Taking the Big Idea from Boston To Bombay

How do you sit in an office in Wilton, CT, and create for the world? As companies strive to create consistent global brand identities, how do you develop meaningful and persuasive messages that can cross cultural barriers and maintain a sense of brand continuity and creative integrity?

To be effective in the global marketplace, we ourselves have to become world citizens. The true creative challenge is that single focused communication that translates culturally, executed in a way that is both consumer- and business-relevant to each market.

When TLP opened an East Coast office a year and a half ago, we had a desire to set out on this global marketing frontier. We also had the opportunity. We were asked to participate in a pitch for the Pepsi International business along with a number of larger, more established international marketing agencies. During the pitch briefing, we were challenged with developing an integrated plan that would guarantee promotional integrity across multiple business units globally, and to define a system of simple execution that would make it easy for each region to implement.

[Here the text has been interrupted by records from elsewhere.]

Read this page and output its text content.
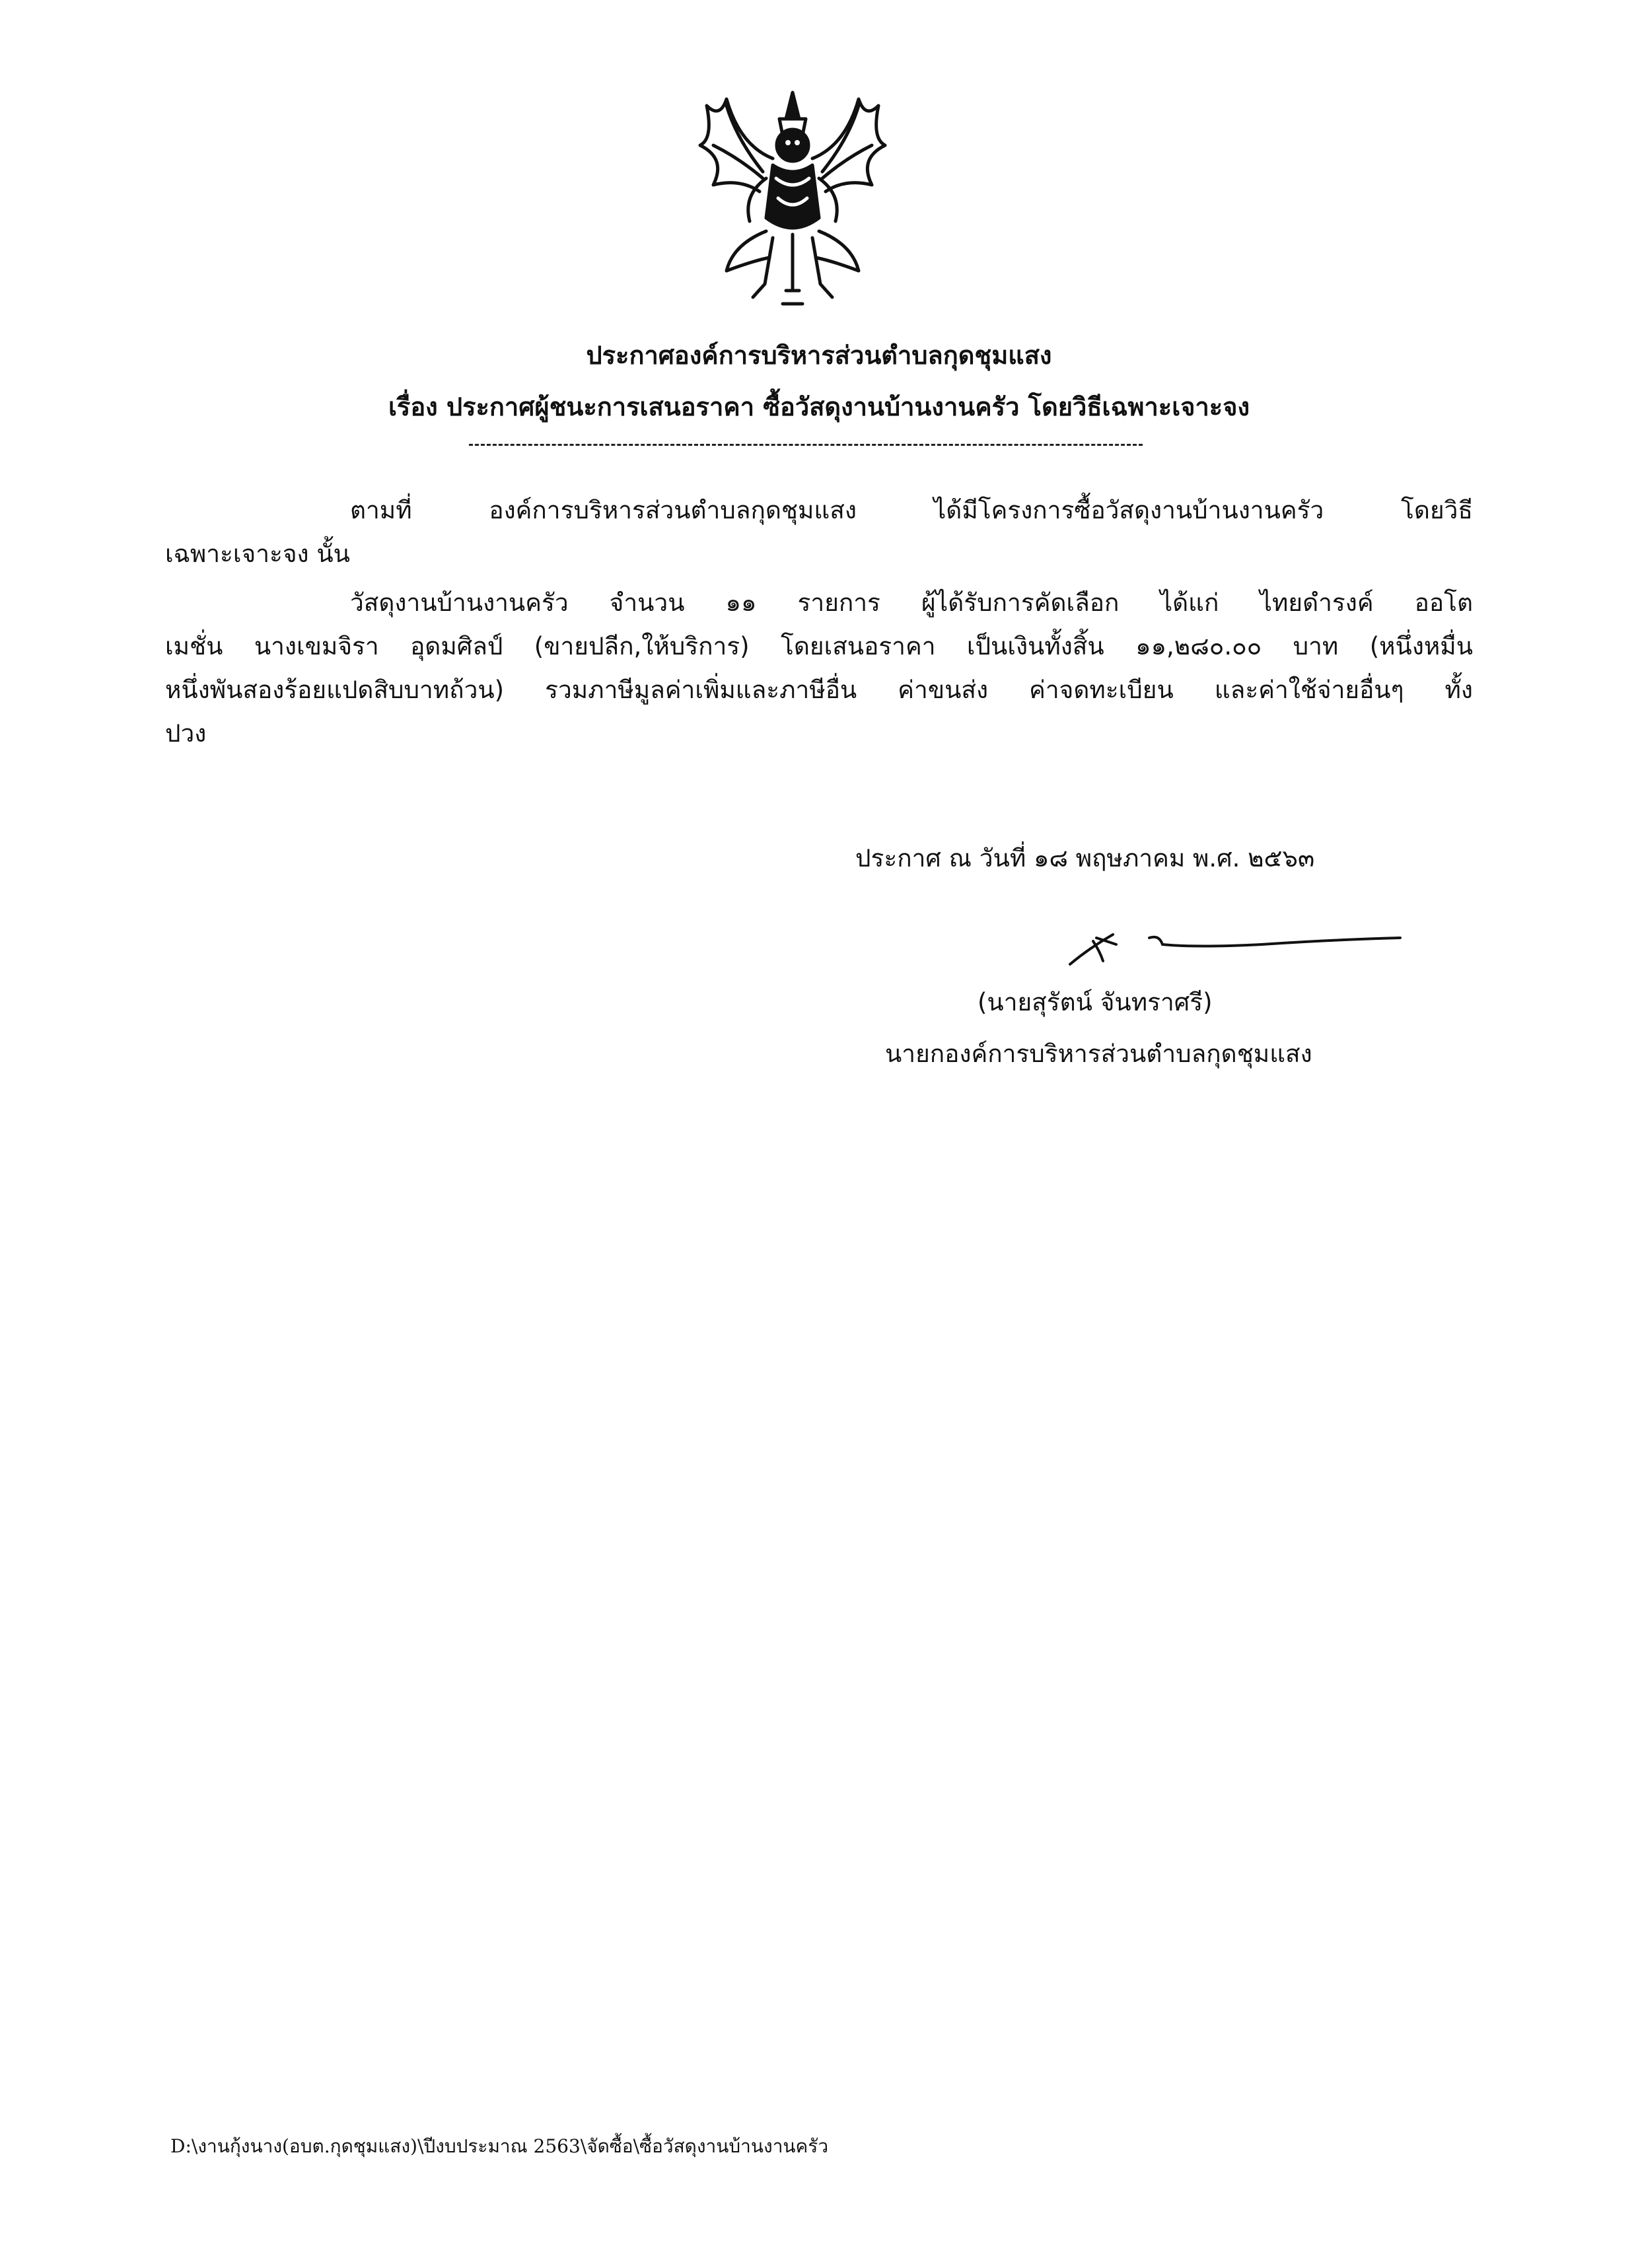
ประกาศองค์การบริหารส่วนตำบลกุดชุมแสง
เรื่อง ประกาศผู้ชนะการเสนอราคา ซื้อวัสดุงานบ้านงานครัว โดยวิธีเฉพาะเจาะจง
ตามที่ องค์การบริหารส่วนตำบลกุดชุมแสง ได้มีโครงการซื้อวัสดุงานบ้านงานครัว โดยวิธี
เฉพาะเจาะจง นั้น
วัสดุงานบ้านงานครัว จำนวน ๑๑ รายการ ผู้ได้รับการคัดเลือก ได้แก่ ไทยดำรงค์ ออโต
เมชั่น นางเขมจิรา อุดมศิลป์ (ขายปลีก,ให้บริการ) โดยเสนอราคา เป็นเงินทั้งสิ้น ๑๑,๒๘๐.๐๐ บาท (หนึ่งหมื่น
หนึ่งพันสองร้อยแปดสิบบาทถ้วน) รวมภาษีมูลค่าเพิ่มและภาษีอื่น ค่าขนส่ง ค่าจดทะเบียน และค่าใช้จ่ายอื่นๆ ทั้ง
ปวง
ประกาศ ณ วันที่ ๑๘ พฤษภาคม พ.ศ. ๒๕๖๓
(นายสุรัตน์ จันทราศรี)
นายกองค์การบริหารส่วนตำบลกุดชุมแสง
D:\งานกุ้งนาง(อบต.กุดชุมแสง)\ปีงบประมาณ 2563\จัดซื้อ\ซื้อวัสดุงานบ้านงานครัว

Pepsi wanted to put controls in place at headquarters to leverage big properties and ideas, and to create synergies without ignoring local market needs, cultural differences, and translation issues. Our advantage was that we were not already set within a defined international business structure. We were able to take a fresh perspective and create an engagement process customized to Pepsi’s situation.

The structures set up by most international agencies allowed them to execute internationally, but not to think internationally. Typically, they had one- or two-person field offices responsible for implementing ideas in their respective markets and, very often, the executed ideas took on faces of their own that bore little resemblance to the original concept.

Our solution to this problem was twofold: First, leverage local market knowledge, but also local market creativity. And second, create a communication system in which agency intellectual resources could be packaged as services, allowing for relationships to be deepened and new revenue streams established as we build economies of scale for our clients. Ultimately we would be capturing a corporate knowledge base.

Parallel Planets Leveraging the assets of our parent, Omnicom, we created a global network and called it TLPlanet. We set out to align ourselves with the best local resources to become our creative taps into each market. They had to have corporate cultures that could meld with ours, and they had to understand the products we would be sharing or have parallel experiences that would allow them to add value to the process. We also needed real-time communication. We would have brainstorming sessions with teams providing local market insights through relevant concepts and visuals. Our challenge would be to lead the final creative process, producing a single, focused communication and visual presentation drawing on input from some of the world’s best creative minds.

Sounds great, but how do you guarantee that the program gets executed with the same integrity globally? Back to the global braintrust. We’d get feedback from the client post-presentation and create a global implementation system that delivered on the single vision, but that also provided promotional stimulus, tactics, and even prize structures customized to local markets. We would provide the visual template and guidelines with high-resolution artwork to guarantee a consistent brand and program image. And lastly, we’d set up an intranet approval forum that would allow us to guarantee the integrity and consistency of all final products.

The concept is working. We were awarded Pepsi’s international business and, subsequently, Citibank’s.

Marketers preparing for a journey through the world’s markets should take with them three things: talent, respect, and an open mind.

Partner with the best raw creative talent, people who can both formulate and stimulate big ideas. Put egos aside, learn to respect each other, and collaborate to translate big ideas into successful programs. Be open to evolution and revolution. Complacency and ignorance breed mediocrity and failure.

Those who will change with the world are also the ones who will change the world.